Suele suceder también que,
habiéndose operado con una técnica eficiente en una situación,
se la use en otra situación y no se evalúen los resultados de su
aplicación por cuanto se la sabe eficiente.
Este pensamiento simplista
implica considerar que hay un sólo tipo de situación, ignorar
que las situaciones son distintas y no darse cuenta que la
situación es una variable que incide en un análisis de la
eficiencia de la técnica. Es un “fideísmo técnico" y es otra
forma de reduccionismo arbitrario.
El máximo aprovechamiento posible
de una técnica equivaldría a saber todas las situaciones
posibles en que una técnica puede ser aplicada haciendo
eficiente la acción. Pero un técnico no tiene este conocimiento.
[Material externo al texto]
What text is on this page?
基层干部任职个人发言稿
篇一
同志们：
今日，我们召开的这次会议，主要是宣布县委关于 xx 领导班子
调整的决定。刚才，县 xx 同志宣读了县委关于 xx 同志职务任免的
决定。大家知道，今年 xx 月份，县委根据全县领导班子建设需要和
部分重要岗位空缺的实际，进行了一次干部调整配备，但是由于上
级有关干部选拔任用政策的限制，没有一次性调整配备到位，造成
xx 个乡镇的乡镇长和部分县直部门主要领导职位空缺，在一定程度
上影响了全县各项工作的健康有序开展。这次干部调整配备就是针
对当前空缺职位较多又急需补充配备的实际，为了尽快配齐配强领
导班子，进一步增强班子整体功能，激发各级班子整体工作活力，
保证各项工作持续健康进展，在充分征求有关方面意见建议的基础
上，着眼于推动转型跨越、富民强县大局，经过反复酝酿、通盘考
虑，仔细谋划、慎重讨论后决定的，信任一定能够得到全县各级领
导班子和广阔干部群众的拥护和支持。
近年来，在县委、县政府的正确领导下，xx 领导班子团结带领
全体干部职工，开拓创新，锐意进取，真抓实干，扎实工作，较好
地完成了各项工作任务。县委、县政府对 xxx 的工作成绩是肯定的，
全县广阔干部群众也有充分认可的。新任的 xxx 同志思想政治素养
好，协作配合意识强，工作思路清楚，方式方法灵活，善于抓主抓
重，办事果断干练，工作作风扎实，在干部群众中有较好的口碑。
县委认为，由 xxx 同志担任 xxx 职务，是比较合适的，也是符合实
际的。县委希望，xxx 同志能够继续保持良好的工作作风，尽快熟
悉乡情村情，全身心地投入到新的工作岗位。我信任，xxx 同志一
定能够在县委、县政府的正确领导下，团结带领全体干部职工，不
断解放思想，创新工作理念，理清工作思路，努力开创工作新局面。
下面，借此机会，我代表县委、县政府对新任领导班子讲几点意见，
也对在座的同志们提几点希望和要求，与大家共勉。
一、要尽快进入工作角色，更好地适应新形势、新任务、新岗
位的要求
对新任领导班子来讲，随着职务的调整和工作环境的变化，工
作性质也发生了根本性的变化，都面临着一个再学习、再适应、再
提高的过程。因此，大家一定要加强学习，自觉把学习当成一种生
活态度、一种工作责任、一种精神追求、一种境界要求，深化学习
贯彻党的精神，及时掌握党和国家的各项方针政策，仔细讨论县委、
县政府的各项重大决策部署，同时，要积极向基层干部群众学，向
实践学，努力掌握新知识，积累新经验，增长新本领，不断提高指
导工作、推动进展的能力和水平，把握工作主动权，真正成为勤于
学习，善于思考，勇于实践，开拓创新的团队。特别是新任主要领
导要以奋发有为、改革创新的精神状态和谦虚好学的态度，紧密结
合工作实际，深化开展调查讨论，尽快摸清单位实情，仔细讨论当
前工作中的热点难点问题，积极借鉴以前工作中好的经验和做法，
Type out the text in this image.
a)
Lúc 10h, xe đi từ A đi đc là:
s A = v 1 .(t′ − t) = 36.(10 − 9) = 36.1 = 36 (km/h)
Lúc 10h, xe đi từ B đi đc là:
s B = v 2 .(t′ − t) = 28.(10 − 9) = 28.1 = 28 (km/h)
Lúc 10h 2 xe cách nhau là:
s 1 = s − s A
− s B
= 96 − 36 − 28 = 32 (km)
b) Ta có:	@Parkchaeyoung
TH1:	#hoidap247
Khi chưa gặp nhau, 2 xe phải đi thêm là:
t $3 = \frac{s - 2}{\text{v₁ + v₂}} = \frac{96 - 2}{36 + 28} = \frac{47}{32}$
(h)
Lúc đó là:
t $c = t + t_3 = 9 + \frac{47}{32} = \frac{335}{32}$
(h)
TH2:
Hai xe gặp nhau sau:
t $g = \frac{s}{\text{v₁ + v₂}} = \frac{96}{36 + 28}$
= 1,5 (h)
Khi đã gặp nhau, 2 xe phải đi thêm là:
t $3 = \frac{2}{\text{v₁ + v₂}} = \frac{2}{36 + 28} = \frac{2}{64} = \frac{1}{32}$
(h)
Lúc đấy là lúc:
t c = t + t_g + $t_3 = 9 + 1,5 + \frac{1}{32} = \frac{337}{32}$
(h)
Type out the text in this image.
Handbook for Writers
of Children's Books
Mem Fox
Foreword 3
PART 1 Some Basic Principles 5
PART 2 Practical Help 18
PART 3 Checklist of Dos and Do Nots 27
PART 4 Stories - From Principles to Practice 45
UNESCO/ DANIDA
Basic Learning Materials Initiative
En el mejor de los casos sabe proceder reguladamente en cierto
número de situaciones predefinidas. Si la situación que se le
presenta no está dentro de las predefinidas no puede actuar
técnicamente. A lo más extrapolará a esta nueva situación
técnicas que ha usado en otras situaciones, o procederá de modo
"práctico” por ensayos, o, en el caso de ser prudentes se
declarara incompetente.
Y precisamente el máximo
aprovechamiento del conocimiento técnico nos lleva a
preguntarnos acerca de cómo saber el universo posible de
situaciones en las cuales es posible usar eficientemente los
procedimientos técnicos.
Una primera respuesta a esta
pregunta suele consistir en señalar que el éxito repetido de
aplicación de una regla es el modo de saber cómo puede ser
aprovechada. Sin embargo, se hace patente que muchas reglas no
funcionan en algunas situaciones aparentemente iguales y ello
conduce a una perplejidad frente a su eficiencia. Se requiere
poder saber que la regla, o conjunto de reglas, operará
eficientemente siempre en determinadas circunstancias; de lo
contrario, caeríamos en una situación azarosa no aceptable para
operaciones concretas que deben ser eficaces.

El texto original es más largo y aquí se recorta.